Not sure I understand, Poudre Rock Report seems the same to me. Just has not been updated so far yet this spring. Are you referencing a USGS gauge or something else?


----------



## NoCo (Jul 21, 2009)

It says there is a new gauge location when you look at the flows. The commentary is all from last year but the flow reports are current. On those reports it says there is a new gauge at Poudre park.


----------



## twmartin (Apr 3, 2007)

The rock report is still Falbo reading the rock on his way to work every morning. The flow report is off of a government website that records flows wherever it says. Not quite the same.


----------



## boof512 (Oct 26, 2003)

*The rock*

Anyone know what it's at on the rock?


----------



## NoCo (Jul 21, 2009)

im guessing Poudre park is refering to the town since its showing over 200cfs and usgs shows 86cfs in foco. 

here is the link to the flows page. It says Foco utilities right on the top, maybe thats whats confusing me to the location and who is running the site.

Flows

if this is actually the town of Poudre park then it should be the same as the rock at pineview.


----------



## jaffy (Feb 4, 2004)

That page is just embedding the flow info from other sites that maintain the actual gauges.

The one you're talking about is a gauge the City of Fort Collins put in to monitor for floods. IIRC, they installed it in 2014, so it's not really "new" anymore.

Here's the map of all the City of Fort Collins gauges. The one that's embedded on the rock report is the one at Hewlett's Gulch. If you click on the green dot, and then click on the "Stream graphs" link, it shows you the data for that gauge.

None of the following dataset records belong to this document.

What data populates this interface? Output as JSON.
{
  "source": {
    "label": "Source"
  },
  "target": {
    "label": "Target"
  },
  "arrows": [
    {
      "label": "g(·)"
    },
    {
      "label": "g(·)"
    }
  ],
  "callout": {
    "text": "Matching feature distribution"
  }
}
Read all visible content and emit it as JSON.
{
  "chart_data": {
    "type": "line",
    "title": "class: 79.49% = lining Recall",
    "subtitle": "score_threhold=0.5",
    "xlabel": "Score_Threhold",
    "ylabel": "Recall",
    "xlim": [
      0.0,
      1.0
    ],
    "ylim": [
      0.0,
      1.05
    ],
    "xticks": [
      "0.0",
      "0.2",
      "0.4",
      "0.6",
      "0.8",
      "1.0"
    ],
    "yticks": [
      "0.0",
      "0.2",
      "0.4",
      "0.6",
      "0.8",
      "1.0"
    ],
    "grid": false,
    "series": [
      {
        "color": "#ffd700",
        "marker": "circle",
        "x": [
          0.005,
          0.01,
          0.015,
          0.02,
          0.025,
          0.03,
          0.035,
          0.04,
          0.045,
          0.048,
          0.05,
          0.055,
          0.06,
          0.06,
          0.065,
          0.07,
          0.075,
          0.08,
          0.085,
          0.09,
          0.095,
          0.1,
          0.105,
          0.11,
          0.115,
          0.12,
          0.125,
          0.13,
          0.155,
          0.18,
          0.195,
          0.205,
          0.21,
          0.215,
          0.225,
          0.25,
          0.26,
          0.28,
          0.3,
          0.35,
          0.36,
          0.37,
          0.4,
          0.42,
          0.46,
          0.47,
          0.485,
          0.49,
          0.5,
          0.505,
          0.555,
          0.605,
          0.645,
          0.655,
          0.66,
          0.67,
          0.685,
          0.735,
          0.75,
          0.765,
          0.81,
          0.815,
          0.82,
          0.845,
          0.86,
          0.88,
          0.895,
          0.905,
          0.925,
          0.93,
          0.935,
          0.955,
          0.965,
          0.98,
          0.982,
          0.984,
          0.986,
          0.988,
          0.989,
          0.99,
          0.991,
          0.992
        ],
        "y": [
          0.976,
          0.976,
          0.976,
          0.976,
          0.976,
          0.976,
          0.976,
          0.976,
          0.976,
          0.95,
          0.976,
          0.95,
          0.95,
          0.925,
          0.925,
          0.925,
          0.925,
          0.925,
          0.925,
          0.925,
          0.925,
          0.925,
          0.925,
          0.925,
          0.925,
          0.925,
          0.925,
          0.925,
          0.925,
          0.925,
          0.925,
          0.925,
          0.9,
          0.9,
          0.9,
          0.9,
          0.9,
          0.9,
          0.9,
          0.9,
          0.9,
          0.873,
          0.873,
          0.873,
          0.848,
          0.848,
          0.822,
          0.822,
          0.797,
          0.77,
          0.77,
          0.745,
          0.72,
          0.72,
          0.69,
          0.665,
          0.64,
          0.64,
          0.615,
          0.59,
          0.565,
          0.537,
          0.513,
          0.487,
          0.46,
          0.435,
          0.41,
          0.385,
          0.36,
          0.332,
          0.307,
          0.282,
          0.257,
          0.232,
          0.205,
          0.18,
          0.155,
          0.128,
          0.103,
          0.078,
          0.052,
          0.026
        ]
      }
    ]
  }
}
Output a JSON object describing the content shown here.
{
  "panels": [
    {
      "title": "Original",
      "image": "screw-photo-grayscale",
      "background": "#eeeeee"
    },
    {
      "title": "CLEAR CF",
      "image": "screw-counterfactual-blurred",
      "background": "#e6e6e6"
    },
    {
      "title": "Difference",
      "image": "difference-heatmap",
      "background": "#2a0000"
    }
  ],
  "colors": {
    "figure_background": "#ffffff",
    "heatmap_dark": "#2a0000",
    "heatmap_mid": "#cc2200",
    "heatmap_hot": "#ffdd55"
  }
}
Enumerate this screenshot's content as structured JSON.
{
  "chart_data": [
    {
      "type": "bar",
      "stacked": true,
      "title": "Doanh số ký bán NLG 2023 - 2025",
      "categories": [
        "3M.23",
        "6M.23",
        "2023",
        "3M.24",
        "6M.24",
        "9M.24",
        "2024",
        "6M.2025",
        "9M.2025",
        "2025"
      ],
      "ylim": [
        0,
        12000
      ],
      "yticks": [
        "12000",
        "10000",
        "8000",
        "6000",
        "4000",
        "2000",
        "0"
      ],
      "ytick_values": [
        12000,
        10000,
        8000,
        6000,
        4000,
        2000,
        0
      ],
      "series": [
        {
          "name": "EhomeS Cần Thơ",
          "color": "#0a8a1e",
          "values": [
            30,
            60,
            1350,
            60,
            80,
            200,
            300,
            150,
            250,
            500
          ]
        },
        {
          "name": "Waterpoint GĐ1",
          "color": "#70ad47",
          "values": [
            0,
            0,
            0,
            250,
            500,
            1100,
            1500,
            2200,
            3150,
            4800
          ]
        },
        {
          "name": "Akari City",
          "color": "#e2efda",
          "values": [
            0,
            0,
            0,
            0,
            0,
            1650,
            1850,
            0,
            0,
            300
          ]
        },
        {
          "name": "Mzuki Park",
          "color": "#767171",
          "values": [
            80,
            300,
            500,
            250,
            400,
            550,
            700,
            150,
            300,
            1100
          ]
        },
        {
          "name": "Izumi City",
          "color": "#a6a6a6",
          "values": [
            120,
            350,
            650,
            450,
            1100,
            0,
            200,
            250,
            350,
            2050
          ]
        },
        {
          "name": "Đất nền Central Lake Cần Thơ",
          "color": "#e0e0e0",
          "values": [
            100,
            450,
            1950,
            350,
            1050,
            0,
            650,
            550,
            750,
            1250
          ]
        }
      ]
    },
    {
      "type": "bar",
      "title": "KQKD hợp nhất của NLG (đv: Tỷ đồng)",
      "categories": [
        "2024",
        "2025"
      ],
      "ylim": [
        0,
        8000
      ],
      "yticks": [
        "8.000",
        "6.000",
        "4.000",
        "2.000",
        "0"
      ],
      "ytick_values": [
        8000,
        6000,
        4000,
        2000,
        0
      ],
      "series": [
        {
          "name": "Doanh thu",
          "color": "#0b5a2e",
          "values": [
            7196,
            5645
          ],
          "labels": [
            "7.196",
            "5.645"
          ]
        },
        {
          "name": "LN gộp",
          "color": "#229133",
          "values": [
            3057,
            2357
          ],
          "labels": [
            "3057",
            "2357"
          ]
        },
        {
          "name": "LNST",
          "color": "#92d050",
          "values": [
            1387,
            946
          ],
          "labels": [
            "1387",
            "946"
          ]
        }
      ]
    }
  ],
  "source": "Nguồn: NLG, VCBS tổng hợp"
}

https://gisweb.fcgov.com/Html5Viewer/Index.html?viewer=flood warning&gage=stream


----------



## NoCo (Jul 21, 2009)

thanks Jaffy.


----------



## beeco19 (Apr 23, 2019)

So does how does the Hewlett's Gauge convert to the Rock reading?


----------



## johng (Apr 25, 2005)

beeco19 said:


> So does how does the Hewlett's Gauge convert to the Rock reading?


I put together data in 2017, with few points < 500 cfs. Of the equations I tried, the best fit was:

PV gauge = (10.64 * HewCFS)/(2689 + HewCFS)

There's more scatter than there should be ~ 1,000-1,500 cfs, so perhaps I should update this. Nonetheless, it's a pretty reasonable fit up to about 3,000 cfs (r2 = 0.96 ). 

j


----------